Von Pierer hat also Glück gehabt. Zumindest mehr Glück als seine Siemens-Vorstandskollegen Ex-Finanzchef Heinz-Joachim Neubürger, Thomas Ganswindt und Uriel Sharief, die bei der Staatsanwaltschaft noch als Beschuldigte geführt werden.
Obwohl (oder vielleicht auch weil) sich laut Staatsanwaltschaft München "keine zureichenden Anhaltspunkte für ein strafrechtlich relevantes Verhalten" ergeben haben, wird gegen Heinrich von Pierer nun ein Ordnungswidrigkeitsverfahren "wegen Verletzung der Aufsichtspflicht" eingeleitet. Angeblich habe er nicht "angemessen" reagiert.
Angemessen heißt wohl in diesem Fall, dass von Pierer als Siemens-Vorstandschef (das war er von 1992 bis Anfang 2005) und als Aufsichtsratsvorsitzender der Siemens AG (das war er bis April 2007) "zur Verhinderung einer Begehung von Straftaten alle durchführbaren und zumutbaren organisatorischen Maßnahmen" hätte ergreifen müssen, um die im Unternehmen begangenen Straftaten zu verhindern.

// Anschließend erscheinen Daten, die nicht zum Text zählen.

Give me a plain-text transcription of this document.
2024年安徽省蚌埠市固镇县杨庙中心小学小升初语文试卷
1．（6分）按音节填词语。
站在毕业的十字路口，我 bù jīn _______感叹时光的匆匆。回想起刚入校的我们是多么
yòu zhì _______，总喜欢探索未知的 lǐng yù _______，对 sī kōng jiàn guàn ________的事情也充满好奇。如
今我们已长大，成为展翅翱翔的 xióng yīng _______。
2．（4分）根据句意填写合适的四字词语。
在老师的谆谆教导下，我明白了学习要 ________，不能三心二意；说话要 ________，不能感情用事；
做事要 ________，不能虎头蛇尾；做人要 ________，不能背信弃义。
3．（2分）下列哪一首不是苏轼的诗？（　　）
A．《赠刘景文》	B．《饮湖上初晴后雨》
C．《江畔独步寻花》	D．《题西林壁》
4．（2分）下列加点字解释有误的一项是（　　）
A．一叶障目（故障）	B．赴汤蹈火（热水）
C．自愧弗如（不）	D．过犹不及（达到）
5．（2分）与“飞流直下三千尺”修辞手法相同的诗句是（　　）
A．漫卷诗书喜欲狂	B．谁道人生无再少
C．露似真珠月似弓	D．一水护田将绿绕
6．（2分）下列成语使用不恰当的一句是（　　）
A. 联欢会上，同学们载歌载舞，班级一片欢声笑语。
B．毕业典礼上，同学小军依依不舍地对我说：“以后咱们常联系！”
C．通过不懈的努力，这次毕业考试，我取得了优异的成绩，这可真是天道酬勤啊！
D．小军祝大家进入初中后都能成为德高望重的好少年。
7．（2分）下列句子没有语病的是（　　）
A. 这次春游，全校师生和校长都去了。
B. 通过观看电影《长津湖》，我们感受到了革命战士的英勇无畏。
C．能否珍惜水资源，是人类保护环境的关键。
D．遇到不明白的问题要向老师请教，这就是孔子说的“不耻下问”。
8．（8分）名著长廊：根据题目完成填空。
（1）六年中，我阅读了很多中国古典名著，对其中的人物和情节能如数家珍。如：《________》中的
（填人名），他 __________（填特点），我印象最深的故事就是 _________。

Von Pierer hat es angeblich an Aufsicht fehlen lassen, und das soll ihm nun zum Verhängnis werden. Trotz zahlreicher Hinweise auf ein Schmiergeldsystem habe von Pierer keine aktive Aufklärung betrieben, geschweige denn die im Unternehmen installierten Anti-Korruptionssysteme reformieren lassen. Auch die US-Anwaltskanzlei Debevoise & Plimpton hat mit ihren Ermittlungen deutlich werden lassen, dass der Vorstand der Siemens AG schon frühzeitig Kenntnis von der im Konzern gängige Schmiergeldpraxis gehabt haben muss, ohne darauf angemessen zu reagieren.
Mr. Siemens selbst hatte stets jede Form der Mitverantwortung weit von sich gewiesen. Auch hatte er stets bestritten, von einem Korruptionssystem bei Siemens gewusst zu haben. Geglaubt hat ihm das niemand: Weder Siemens-Verantwortliche noch die Öffentlichkeit.
Die Bekämpfung der Auslandskorruption (d.h. die Bestechung ausländischer Amtsträger im internationalen Geschäftsverkehr) wurde am 10. September 1998 im Bundesgesetzblatt veröffentlicht und trat am 15. Februar 1999 in Deutschland in Kraft. Von 1999 bis 2006 beliefen sich die korruptionsverdächtigen Zahlungen bei Siemens auf ca. 1,3 Milliarden Euro. Nimmt man dies als Maßstab, so erkennt man, dass Siemens im Schnitt zwischen 150 und 200 Millionen Euro pro Jahr in Schmiergeldzahlungen "investierte" – und dies sicherlich auch schon vor 1999. Gerade Siemens war also ein Unternehmen, das die Klaviatur der Auslandskorruption (wie auch der Kartellabsprachen) virtuos zu spielen vermochte und zwar deshalb, weil es eine lange Korruptionshistorie im Unternehmen gab – eine Korruptionshistorie, die mit Sicherheit jedem maßgeblich Verantwortlichen bekannt gewesen sein muss.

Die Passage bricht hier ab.